2. Ambulans yang mengangkut orang sakit, kendaraan untuk memberikan pertolongan pada kecelakaan lalu lintas.
3. Kendaraan pimpinan dan lembaga negara Republik Indonesia, salah satunya Presiden RI.
4. Kendaraan pimpinan dan pejabat negara asing.
5. Kendaraan lembaga internasional yang menjadi tamu negara.
6. Iring-iringan pengantar jenazah.
7. Konvoi atau kendaraan untuk kepentingan tertentu menurut pertimbangan petugas Kepolisian Negara Republik Indonesia.
Sedangkan mengenai Pasal 135 Undang-undang yang sama ayat pertama dijelaskan, kendaraan yang mendapat hak utama sebagaimana dimaksud dalam Pasal 134 harus dikawal oleh petugas Kepolisian Negara Republik Indonesia dan atau menggunakan isyarat lampu merah atau biru dan bunyi sirene.
Lalu pada ayat kedua dijelaskan bahwa petugas Kepolisian Negara Republik Indonesia melakukan pengamanan jika mengetahui adanya pengguna jalan sebagaimana dimaksud pada ayat pertama.
Menanggapi hal ini Founder and Training Director Jakarta Defensive Driving Consulting (JDDC) Jusri Pulubuhu menyampaikan, dirinya tidak begitu mengetahui jika ada hak istimewa semacam itu (tidak menyalakan lampu).
“Yang saya tahu hak istimewa yang diberlakukan adalah hak prioritas pengguna jalan di mana kalau dikawal oleh polisi.
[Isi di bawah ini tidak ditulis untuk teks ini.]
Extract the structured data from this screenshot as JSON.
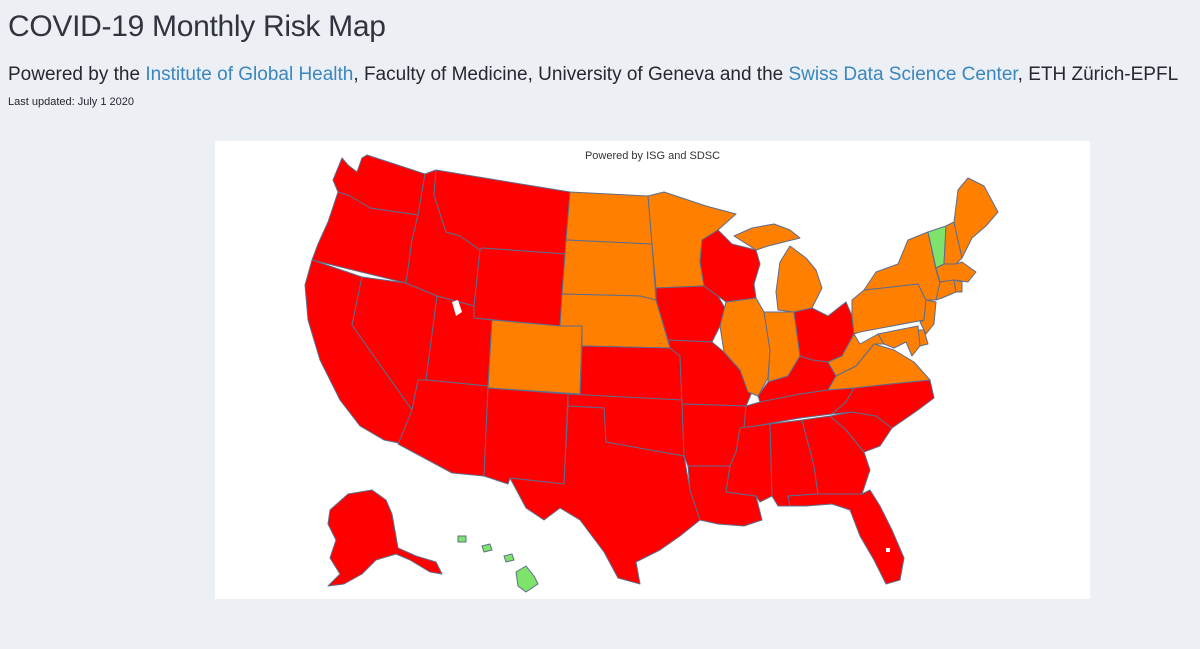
{
  "header": {
    "title": "COVID-19 Monthly Risk Map",
    "subtitle_prefix": "Powered by the ",
    "link1": "Institute of Global Health",
    "subtitle_middle": ", Faculty of Medicine, University of Geneva and the ",
    "link2": "Swiss Data Science Center",
    "subtitle_suffix": ", ETH Zürich-EPFL",
    "last_updated": "Last updated: July 1 2020"
  },
  "map": {
    "caption": "Powered by ISG and SDSC",
    "colors": {
      "high": "#ff0000",
      "medium": "#ff7f00",
      "low": "#7ee36a",
      "border": "#5d6d8c"
    },
    "risk": {
      "WA": "high",
      "OR": "high",
      "CA": "high",
      "ID": "high",
      "NV": "high",
      "AZ": "high",
      "UT": "high",
      "MT": "high",
      "WY": "high",
      "NM": "high",
      "CO": "medium",
      "ND": "medium",
      "SD": "medium",
      "NE": "medium",
      "KS": "high",
      "OK": "high",
      "TX": "high",
      "MN": "medium",
      "IA": "high",
      "MO": "high",
      "AR": "high",
      "LA": "high",
      "WI": "high",
      "IL": "medium",
      "MI": "medium",
      "IN": "medium",
      "OH": "high",
      "KY": "high",
      "TN": "high",
      "MS": "high",
      "AL": "high",
      "GA": "high",
      "FL": "high",
      "SC": "high",
      "NC": "high",
      "VA": "medium",
      "WV": "medium",
      "PA": "medium",
      "NY": "medium",
      "VT": "low",
      "NH": "medium",
      "ME": "medium",
      "MA": "medium",
      "CT": "medium",
      "RI": "medium",
      "NJ": "medium",
      "DE": "medium",
      "MD": "medium",
      "AK": "high",
      "HI": "low"
    }
  }
}
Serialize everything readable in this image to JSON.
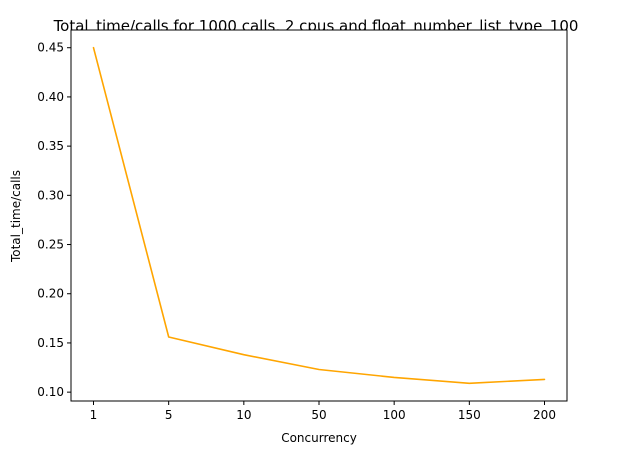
{
  "chart_data": {
    "type": "line",
    "title": "Total_time/calls for 1000 calls, 2 cpus and float_number_list_type_100",
    "xlabel": "Concurrency",
    "ylabel": "Total_time/calls",
    "categories": [
      "1",
      "5",
      "10",
      "50",
      "100",
      "150",
      "200"
    ],
    "series": [
      {
        "values": [
          0.45,
          0.156,
          0.138,
          0.123,
          0.115,
          0.109,
          0.113
        ],
        "color": "#ffa500"
      }
    ],
    "ylim": [
      0.091,
      0.468
    ],
    "yticks": [
      0.1,
      0.15,
      0.2,
      0.25,
      0.3,
      0.35,
      0.4,
      0.45
    ],
    "ytick_labels": [
      "0.10",
      "0.15",
      "0.20",
      "0.25",
      "0.30",
      "0.35",
      "0.40",
      "0.45"
    ],
    "grid": false,
    "legend": false
  }
}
Di dalam pasal 134 UU nomor 22 tahun 2009 tentang LLAJ itu ada tujuh kriteria, salah satunya adalah pemimpin,” katanya kepada Kompas.com, Selasa (14/1/2020).
Tetapi, lanjutnya itu hak diskresi terkait dengan rekayasa lalu lintas. Artinya, kalau Presiden dalam pengawalan, maka dia punya hak istimewa dalam rekayasa yang dilakukan oleh polisi yang namanya diskresi.
“Misalnya menerobos lampu merah, melawan arah, dengan alasan keamanan dan kenyamanan. Tetapi, dalam UU atau aturan hukum yang lain itu saya belum tahu pasal mana (yang mengatur hak istimewa itu),” ucapnya.
Jusri juga mengatakan, seharusnya aturan hukum itu berlaku equal antara siapa saja. Kalau masyarakat harus menggunakan plat nomor, harus menggunakan lampu maka siapapun dia, petugaskah juga harus menggunakan plat nomor dan lampu.
“Maka kalau tidak akan terjadi ketidaksamaan dan ketidakadilan dalam persepsi hukum di mata masyarakat dan itu akan menjadi polemik," kata Jusri.
Jusri menambahkan, jika ada privilege mengenai seorang Presiden diperbolehkan untuk tidak menyalakan lampu motor di siang hari, seharusnya ada aturan hukum yang menjelaskan mengenai hak istimewa tersebut.
“Jadi bisa jelas, jangan dinalar oleh sendiri-sendiri nanti akan menimbulkan perdebatan di lapangan, dan menjadi bully-bullyan,” ujarnya.